Jozua 16
Het grondgebied van de nakomelingen van Jozef
1Het lot wees de nakomelingen van Jozef het volgende grondgebied toe:
De grens begon in het zuiden bij de Jordaan, ter hoogte van Jericho, ten oosten van de bronnen van Jericho, en ging door de woestijn het bergland in, naar Betel. 2Van daar liep hij via Luz naar Atarot in het gebied van de Arkieten, 3daalde via het gebied van de Jafletieten en de streek rond Laag-Bet-Choron naar het westen en kwam via Gezer uit bij de zee.
4Dit was het grondgebied dat de nakomelingen van Jozef, de stammen Manasse en Efraïm, in bezit kregen.
Het grondgebied van de stam Efraïm
5De families van de stam Efraïm kregen het volgende grondgebied:
De zuidgrens begon ten oosten van Atrot-Addar, liep naar Hoog-Bet-Choron 6en eindigde bij de zee.
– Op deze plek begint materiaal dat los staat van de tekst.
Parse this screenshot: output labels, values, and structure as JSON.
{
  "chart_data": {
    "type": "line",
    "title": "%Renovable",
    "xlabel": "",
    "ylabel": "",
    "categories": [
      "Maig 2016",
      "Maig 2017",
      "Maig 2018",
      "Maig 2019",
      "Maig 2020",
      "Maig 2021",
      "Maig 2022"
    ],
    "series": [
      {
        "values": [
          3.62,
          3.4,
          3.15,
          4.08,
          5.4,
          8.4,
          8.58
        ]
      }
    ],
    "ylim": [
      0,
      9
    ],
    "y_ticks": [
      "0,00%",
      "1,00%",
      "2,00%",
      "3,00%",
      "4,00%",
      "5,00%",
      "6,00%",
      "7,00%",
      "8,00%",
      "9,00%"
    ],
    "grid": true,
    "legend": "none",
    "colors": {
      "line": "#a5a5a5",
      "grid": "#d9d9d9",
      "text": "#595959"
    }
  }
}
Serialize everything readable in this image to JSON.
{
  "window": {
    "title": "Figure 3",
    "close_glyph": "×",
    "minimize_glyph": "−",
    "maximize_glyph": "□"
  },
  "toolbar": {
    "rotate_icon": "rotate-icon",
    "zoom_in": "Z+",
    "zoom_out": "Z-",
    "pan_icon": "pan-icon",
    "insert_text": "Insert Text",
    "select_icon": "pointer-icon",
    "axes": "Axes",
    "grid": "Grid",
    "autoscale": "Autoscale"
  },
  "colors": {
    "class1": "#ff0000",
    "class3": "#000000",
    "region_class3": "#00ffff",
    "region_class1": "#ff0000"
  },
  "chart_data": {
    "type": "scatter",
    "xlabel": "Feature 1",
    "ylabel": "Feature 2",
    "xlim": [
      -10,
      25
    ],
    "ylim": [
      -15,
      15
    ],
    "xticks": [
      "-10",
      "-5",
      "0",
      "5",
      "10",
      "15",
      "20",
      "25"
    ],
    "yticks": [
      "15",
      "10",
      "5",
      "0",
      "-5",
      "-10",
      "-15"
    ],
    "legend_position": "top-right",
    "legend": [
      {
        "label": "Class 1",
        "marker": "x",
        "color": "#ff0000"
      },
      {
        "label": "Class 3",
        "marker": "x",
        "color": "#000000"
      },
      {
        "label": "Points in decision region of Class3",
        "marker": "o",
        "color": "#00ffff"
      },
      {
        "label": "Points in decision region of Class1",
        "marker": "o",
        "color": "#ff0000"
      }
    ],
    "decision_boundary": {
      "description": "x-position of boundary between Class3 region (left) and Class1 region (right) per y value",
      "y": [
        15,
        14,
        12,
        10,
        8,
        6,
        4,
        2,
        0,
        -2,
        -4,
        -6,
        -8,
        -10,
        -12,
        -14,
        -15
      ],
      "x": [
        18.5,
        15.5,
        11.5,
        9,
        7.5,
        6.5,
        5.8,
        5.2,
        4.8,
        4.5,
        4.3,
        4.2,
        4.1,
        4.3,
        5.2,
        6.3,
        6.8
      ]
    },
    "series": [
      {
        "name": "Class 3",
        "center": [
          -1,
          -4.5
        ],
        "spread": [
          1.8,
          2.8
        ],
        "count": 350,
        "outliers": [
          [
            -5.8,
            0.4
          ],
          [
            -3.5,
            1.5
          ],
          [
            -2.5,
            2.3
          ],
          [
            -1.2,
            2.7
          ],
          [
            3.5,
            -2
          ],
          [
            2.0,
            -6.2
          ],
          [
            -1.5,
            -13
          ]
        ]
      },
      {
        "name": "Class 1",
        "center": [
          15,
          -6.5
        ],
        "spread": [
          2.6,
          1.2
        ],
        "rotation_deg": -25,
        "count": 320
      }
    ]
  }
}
De oostgrens begon in het noorden bij Michmetat, liep in zuidoostelijke richting naar Taänat-Silo, waar hij oostelijk langs ging, en van daar verder naar Janoach. 7Vervolgens daalde hij naar Atarot en Naära, ging vlak langs Jericho en eindigde bij de Jordaan.
8De noordgrens liep vanaf Tappuach via de wadi Kana naar het westen en eindigde bij de zee.
Dit was het grondgebied van de families van de stam Efraïm. 9Verder kregen ze nog enkele steden in het gebied van Manasse, met inbegrip van de omliggende dorpen. 10Maar de Kanaänieten uit Gezer konden ze niet verdrijven; die bleven in hun midden wonen, tot op de dag van vandaag. Ze werden echter gedwongen tot herendienst.